Die Russische Föderation hat ca. 143 Millionen Einwohner (GIZ 2.2020c, vgl. CIA 28.2.2020). Russland ist eine Präsidialdemokratie mit föderativem Staatsaufbau. Der Präsident verfügt über weit reichende exekutive Vollmachten, insbesondere in der Außen- und Sicherheitspolitik (GIZ 2.2020a, vgl. EASO 3.2017). Er ernennt auf Vorschlag der Staatsduma den Vorsitzenden der Regierung, die stellvertretenden Vorsitzenden und die Minister, und entlässt sie (GIZ 2.2020a). Wladimir Putin ist im März 2018 bei der Präsidentschaftswahl mit 76,7% im Amt bestätigt worden (Standard.at 19.3.2018, vgl. FH 4.2.2019). Die Wahlbeteiligung lag der Nachrichtenagentur TASS zufolge bei knapp 67% und erfüllte damit nicht ganz die Erwartungen der Präsidialadministration (Standard.at 19.3.2018). Putins wohl stärkster Widersacher Alexej Nawalny durfte nicht bei der Wahl kandidieren. Er war zuvor in einem von vielen als politisch motiviert eingestuften Prozess verurteilt worden und rief daraufhin zum Boykott der Abstimmung auf, um die Wahlbeteiligung zu drücken (Presse.at 19.3.2018, vgl. FH 4.2.2019). Oppositionelle Politiker und die Wahlbeobachtergruppe Golos hatten mehr als 2.400 Verstöße gezählt, darunter mehrfach abgegebene Stimmen und die Behinderung von Wahlbeobachtern. Wähler waren demnach auch massiv unter Druck gesetzt worden, an der Wahl teilzunehmen. Auch die Wahlkommission wies auf mutmaßliche Manipulationen hin (Tagesschau.de 19.3.2018, vgl. FH 1.2018). Putin kann dem Ergebnis zufolge nach vielen Jahren an der Staatsspitze weitere sechs Jahre das Land führen. Gemäß der [derzeitigen] Verfassung darf er nach dem Ende seiner sechsjährigen Amtszeit nicht erneut antreten, da es eine Beschränkung auf zwei aufeinander folgende Amtszeiten gibt (Tagesschau.de 19.3.2018, vgl. OSCE/ODIHR 18.3.2018).

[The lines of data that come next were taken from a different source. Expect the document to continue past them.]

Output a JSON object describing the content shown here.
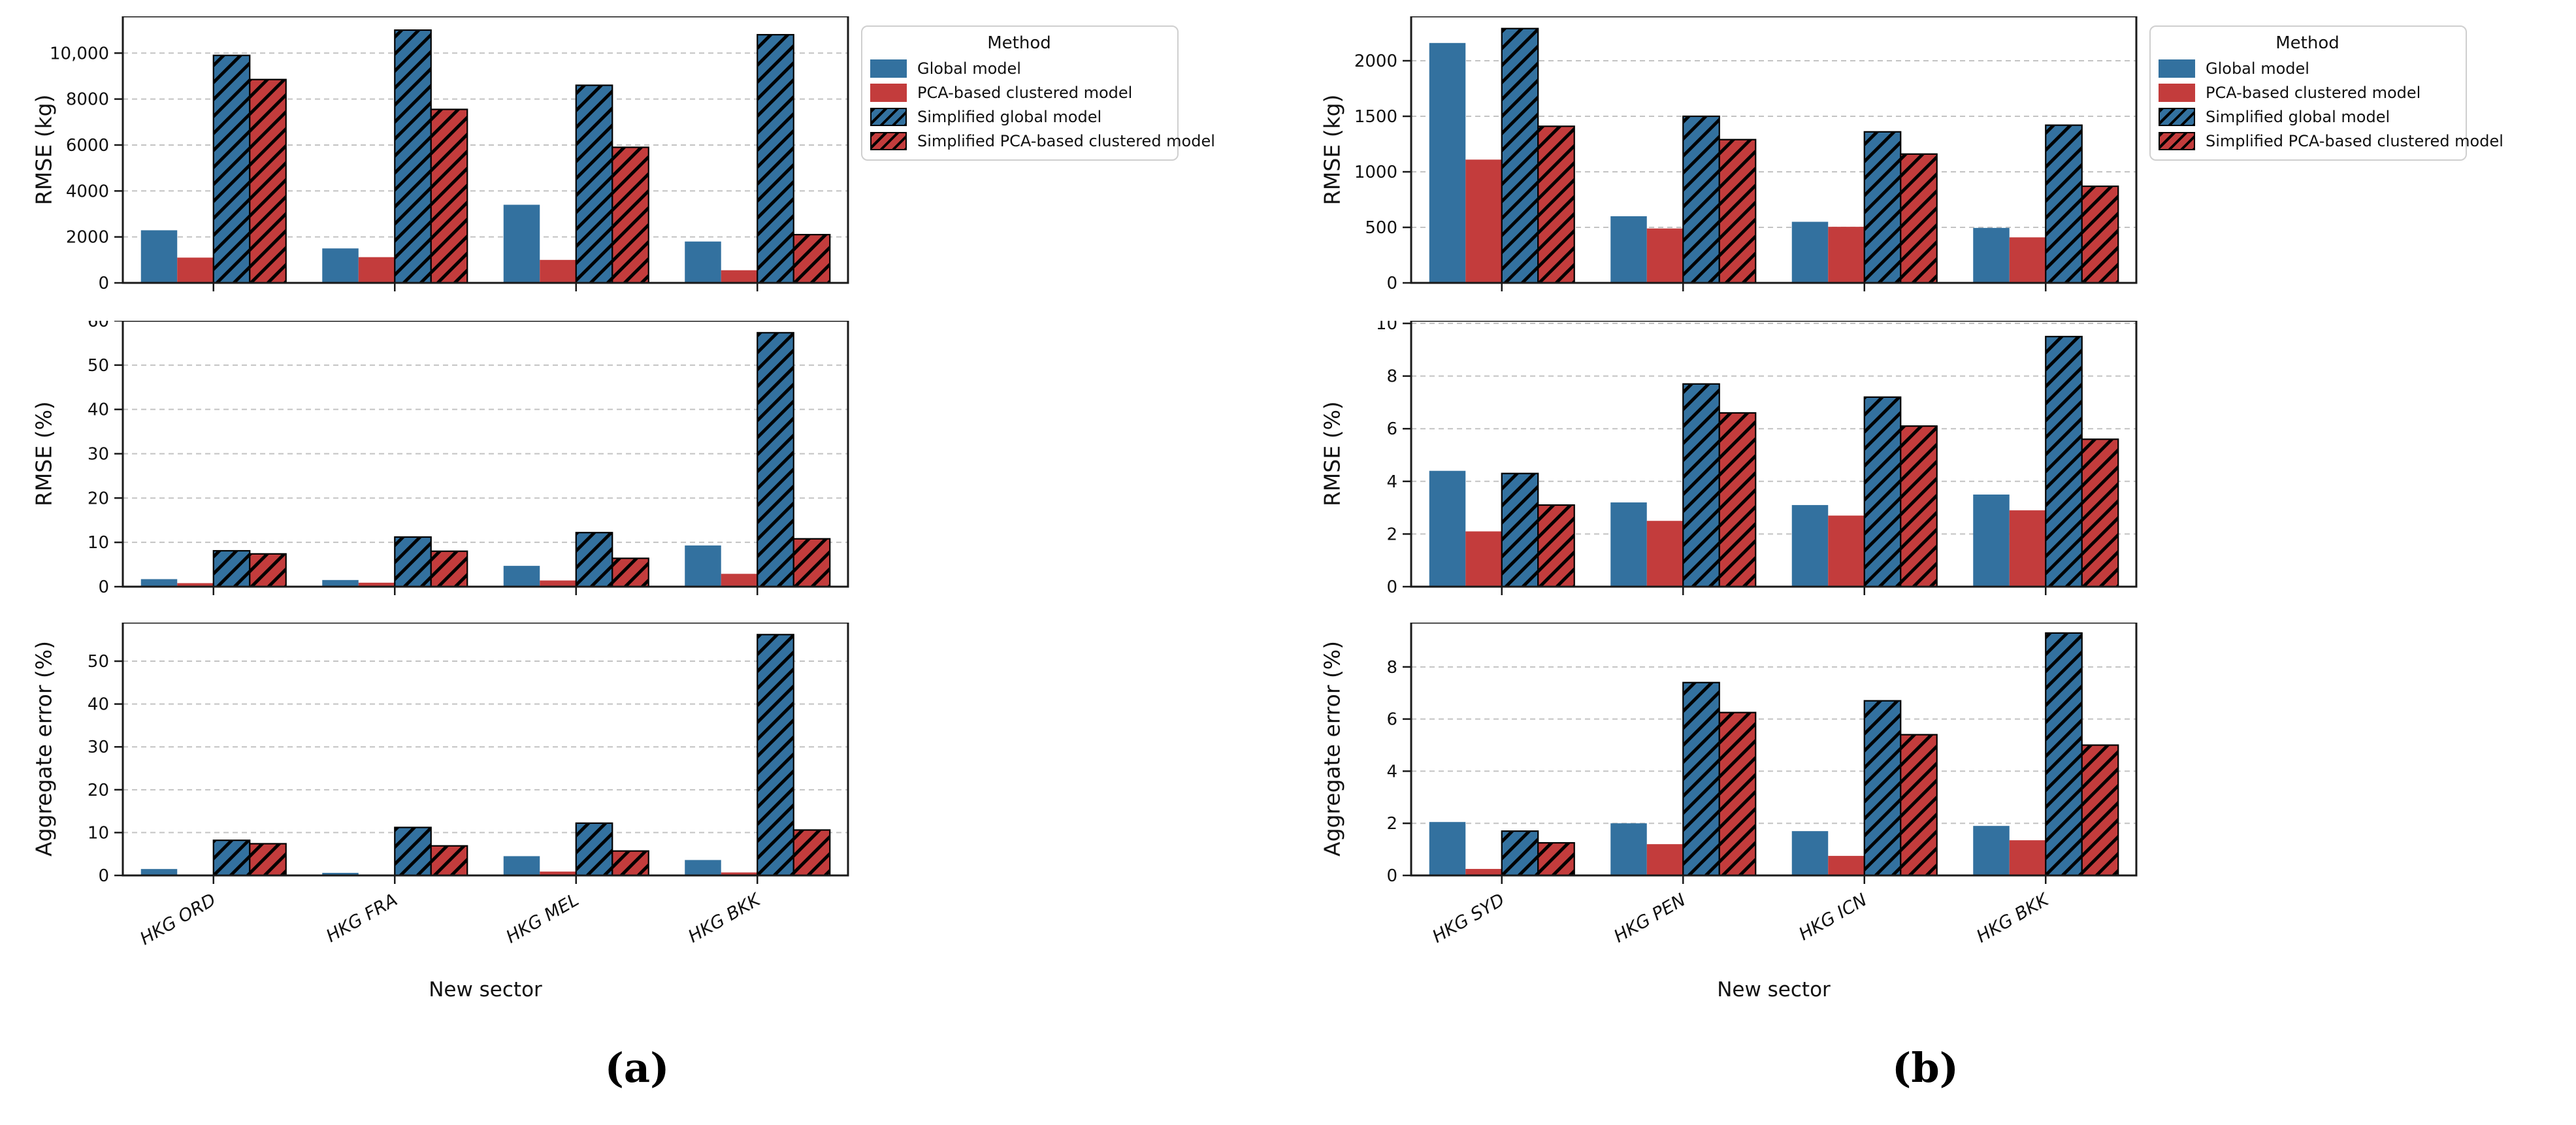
{
  "colors": {
    "global": "#33719f",
    "pca": "#c33c3c",
    "hatch_line": "#000000",
    "grid": "#c3c3c3",
    "spine": "#1a1a1a",
    "text": "#111111"
  },
  "legend": {
    "title": "Method",
    "entries": [
      {
        "label": "Global model",
        "color_key": "global",
        "hatched": false
      },
      {
        "label": "PCA-based clustered model",
        "color_key": "pca",
        "hatched": false
      },
      {
        "label": "Simplified global model",
        "color_key": "global",
        "hatched": true
      },
      {
        "label": "Simplified PCA-based clustered model",
        "color_key": "pca",
        "hatched": true
      }
    ]
  },
  "panels": [
    {
      "id": "a",
      "caption": "(a)",
      "xlabel": "New sector",
      "categories": [
        "HKG ORD",
        "HKG FRA",
        "HKG MEL",
        "HKG BKK"
      ]
    },
    {
      "id": "b",
      "caption": "(b)",
      "xlabel": "New sector",
      "categories": [
        "HKG SYD",
        "HKG PEN",
        "HKG ICN",
        "HKG BKK"
      ]
    }
  ],
  "chart_data": [
    {
      "panel": "a",
      "row": 0,
      "type": "bar",
      "title": "",
      "ylabel": "RMSE (kg)",
      "xlabel": "New sector",
      "ylim": [
        0,
        11600
      ],
      "yticks": [
        0,
        2000,
        4000,
        6000,
        8000,
        10000
      ],
      "ytick_labels": [
        "0",
        "2000",
        "4000",
        "6000",
        "8000",
        "10,000"
      ],
      "grid": true,
      "categories": [
        "HKG ORD",
        "HKG FRA",
        "HKG MEL",
        "HKG BKK"
      ],
      "series": [
        {
          "name": "Global model",
          "color_key": "global",
          "hatched": false,
          "values": [
            2290,
            1500,
            3400,
            1800
          ]
        },
        {
          "name": "PCA-based clustered model",
          "color_key": "pca",
          "hatched": false,
          "values": [
            1100,
            1120,
            1000,
            550
          ]
        },
        {
          "name": "Simplified global model",
          "color_key": "global",
          "hatched": true,
          "values": [
            9900,
            11000,
            8600,
            10800
          ]
        },
        {
          "name": "Simplified PCA-based clustered model",
          "color_key": "pca",
          "hatched": true,
          "values": [
            8850,
            7550,
            5900,
            2100
          ]
        }
      ]
    },
    {
      "panel": "a",
      "row": 1,
      "type": "bar",
      "title": "",
      "ylabel": "RMSE (%)",
      "xlabel": "New sector",
      "ylim": [
        0,
        60
      ],
      "yticks": [
        0,
        10,
        20,
        30,
        40,
        50,
        60
      ],
      "ytick_labels": [
        "0",
        "10",
        "20",
        "30",
        "40",
        "50",
        "60"
      ],
      "grid": true,
      "categories": [
        "HKG ORD",
        "HKG FRA",
        "HKG MEL",
        "HKG BKK"
      ],
      "series": [
        {
          "name": "Global model",
          "color_key": "global",
          "hatched": false,
          "values": [
            1.7,
            1.5,
            4.7,
            9.3
          ]
        },
        {
          "name": "PCA-based clustered model",
          "color_key": "pca",
          "hatched": false,
          "values": [
            0.8,
            0.9,
            1.4,
            2.9
          ]
        },
        {
          "name": "Simplified global model",
          "color_key": "global",
          "hatched": true,
          "values": [
            8.1,
            11.2,
            12.2,
            57.3
          ]
        },
        {
          "name": "Simplified PCA-based clustered model",
          "color_key": "pca",
          "hatched": true,
          "values": [
            7.4,
            8.0,
            6.4,
            10.8
          ]
        }
      ]
    },
    {
      "panel": "a",
      "row": 2,
      "type": "bar",
      "title": "",
      "ylabel": "Aggregate error (%)",
      "xlabel": "New sector",
      "ylim": [
        0,
        59
      ],
      "yticks": [
        0,
        10,
        20,
        30,
        40,
        50
      ],
      "ytick_labels": [
        "0",
        "10",
        "20",
        "30",
        "40",
        "50"
      ],
      "grid": true,
      "categories": [
        "HKG ORD",
        "HKG FRA",
        "HKG MEL",
        "HKG BKK"
      ],
      "series": [
        {
          "name": "Global model",
          "color_key": "global",
          "hatched": false,
          "values": [
            1.5,
            0.6,
            4.5,
            3.6
          ]
        },
        {
          "name": "PCA-based clustered model",
          "color_key": "pca",
          "hatched": false,
          "values": [
            0.05,
            0.05,
            0.9,
            0.7
          ]
        },
        {
          "name": "Simplified global model",
          "color_key": "global",
          "hatched": true,
          "values": [
            8.2,
            11.2,
            12.2,
            56.2
          ]
        },
        {
          "name": "Simplified PCA-based clustered model",
          "color_key": "pca",
          "hatched": true,
          "values": [
            7.4,
            6.9,
            5.7,
            10.6
          ]
        }
      ]
    },
    {
      "panel": "b",
      "row": 0,
      "type": "bar",
      "title": "",
      "ylabel": "RMSE (kg)",
      "xlabel": "New sector",
      "ylim": [
        0,
        2400
      ],
      "yticks": [
        0,
        500,
        1000,
        1500,
        2000
      ],
      "ytick_labels": [
        "0",
        "500",
        "1000",
        "1500",
        "2000"
      ],
      "grid": true,
      "categories": [
        "HKG SYD",
        "HKG PEN",
        "HKG ICN",
        "HKG BKK"
      ],
      "series": [
        {
          "name": "Global model",
          "color_key": "global",
          "hatched": false,
          "values": [
            2160,
            600,
            550,
            495
          ]
        },
        {
          "name": "PCA-based clustered model",
          "color_key": "pca",
          "hatched": false,
          "values": [
            1110,
            490,
            505,
            410
          ]
        },
        {
          "name": "Simplified global model",
          "color_key": "global",
          "hatched": true,
          "values": [
            2290,
            1500,
            1360,
            1420
          ]
        },
        {
          "name": "Simplified PCA-based clustered model",
          "color_key": "pca",
          "hatched": true,
          "values": [
            1410,
            1290,
            1160,
            870
          ]
        }
      ]
    },
    {
      "panel": "b",
      "row": 1,
      "type": "bar",
      "title": "",
      "ylabel": "RMSE (%)",
      "xlabel": "New sector",
      "ylim": [
        0,
        10.1
      ],
      "yticks": [
        0,
        2,
        4,
        6,
        8,
        10
      ],
      "ytick_labels": [
        "0",
        "2",
        "4",
        "6",
        "8",
        "10"
      ],
      "grid": true,
      "categories": [
        "HKG SYD",
        "HKG PEN",
        "HKG ICN",
        "HKG BKK"
      ],
      "series": [
        {
          "name": "Global model",
          "color_key": "global",
          "hatched": false,
          "values": [
            4.4,
            3.2,
            3.1,
            3.5
          ]
        },
        {
          "name": "PCA-based clustered model",
          "color_key": "pca",
          "hatched": false,
          "values": [
            2.1,
            2.5,
            2.7,
            2.9
          ]
        },
        {
          "name": "Simplified global model",
          "color_key": "global",
          "hatched": true,
          "values": [
            4.3,
            7.7,
            7.2,
            9.5
          ]
        },
        {
          "name": "Simplified PCA-based clustered model",
          "color_key": "pca",
          "hatched": true,
          "values": [
            3.1,
            6.6,
            6.1,
            5.6
          ]
        }
      ]
    },
    {
      "panel": "b",
      "row": 2,
      "type": "bar",
      "title": "",
      "ylabel": "Aggregate error (%)",
      "xlabel": "New sector",
      "ylim": [
        0,
        9.7
      ],
      "yticks": [
        0,
        2,
        4,
        6,
        8
      ],
      "ytick_labels": [
        "0",
        "2",
        "4",
        "6",
        "8"
      ],
      "grid": true,
      "categories": [
        "HKG SYD",
        "HKG PEN",
        "HKG ICN",
        "HKG BKK"
      ],
      "series": [
        {
          "name": "Global model",
          "color_key": "global",
          "hatched": false,
          "values": [
            2.05,
            2.0,
            1.7,
            1.9
          ]
        },
        {
          "name": "PCA-based clustered model",
          "color_key": "pca",
          "hatched": false,
          "values": [
            0.25,
            1.2,
            0.75,
            1.35
          ]
        },
        {
          "name": "Simplified global model",
          "color_key": "global",
          "hatched": true,
          "values": [
            1.7,
            7.4,
            6.7,
            9.3
          ]
        },
        {
          "name": "Simplified PCA-based clustered model",
          "color_key": "pca",
          "hatched": true,
          "values": [
            1.25,
            6.25,
            5.4,
            5.0
          ]
        }
      ]
    }
  ]
}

Die Verfassung wurde per Referendum am 12.12.1993 mit 58,4% der Stimmen angenommen. Sie garantiert die Menschen- und Bürgerrechte. Das Prinzip der Gewaltenteilung ist zwar in der Verfassung verankert, jedoch verfügt der Präsident über eine Machtfülle, die ihn weitgehend unabhängig regieren lässt. Er ist Oberbefehlshaber der Streitkräfte, trägt die Verantwortung für die Innen- und Außenpolitik und kann die Gesetzesentwürfe des Parlaments blockieren. Die Regierung ist dem Präsidenten untergeordnet, der den Premierminister mit Zustimmung der Staatsduma ernennt. Das Zweikammerparlament, bestehend aus Staatsduma und Föderationsrat, ist in seinem Einfluss stark beschränkt (GIZ 2.2020a). Der Föderationsrat ist als „obere Parlamentskammer“ das Verfassungsorgan, das die Föderationssubjekte auf föderaler Ebene vertritt. Er besteht aus 178 Abgeordneten: Jedes Föderationssubjekt entsendet je einen Vertreter aus Exekutive und Legislative in den Föderationsrat. Die Staatsduma mit 450 Sitzen wird für fünf Jahre gewählt. Es gibt eine Fünfprozentklausel (GIZ 2.2020a, vgl. AA 2.3.2020c).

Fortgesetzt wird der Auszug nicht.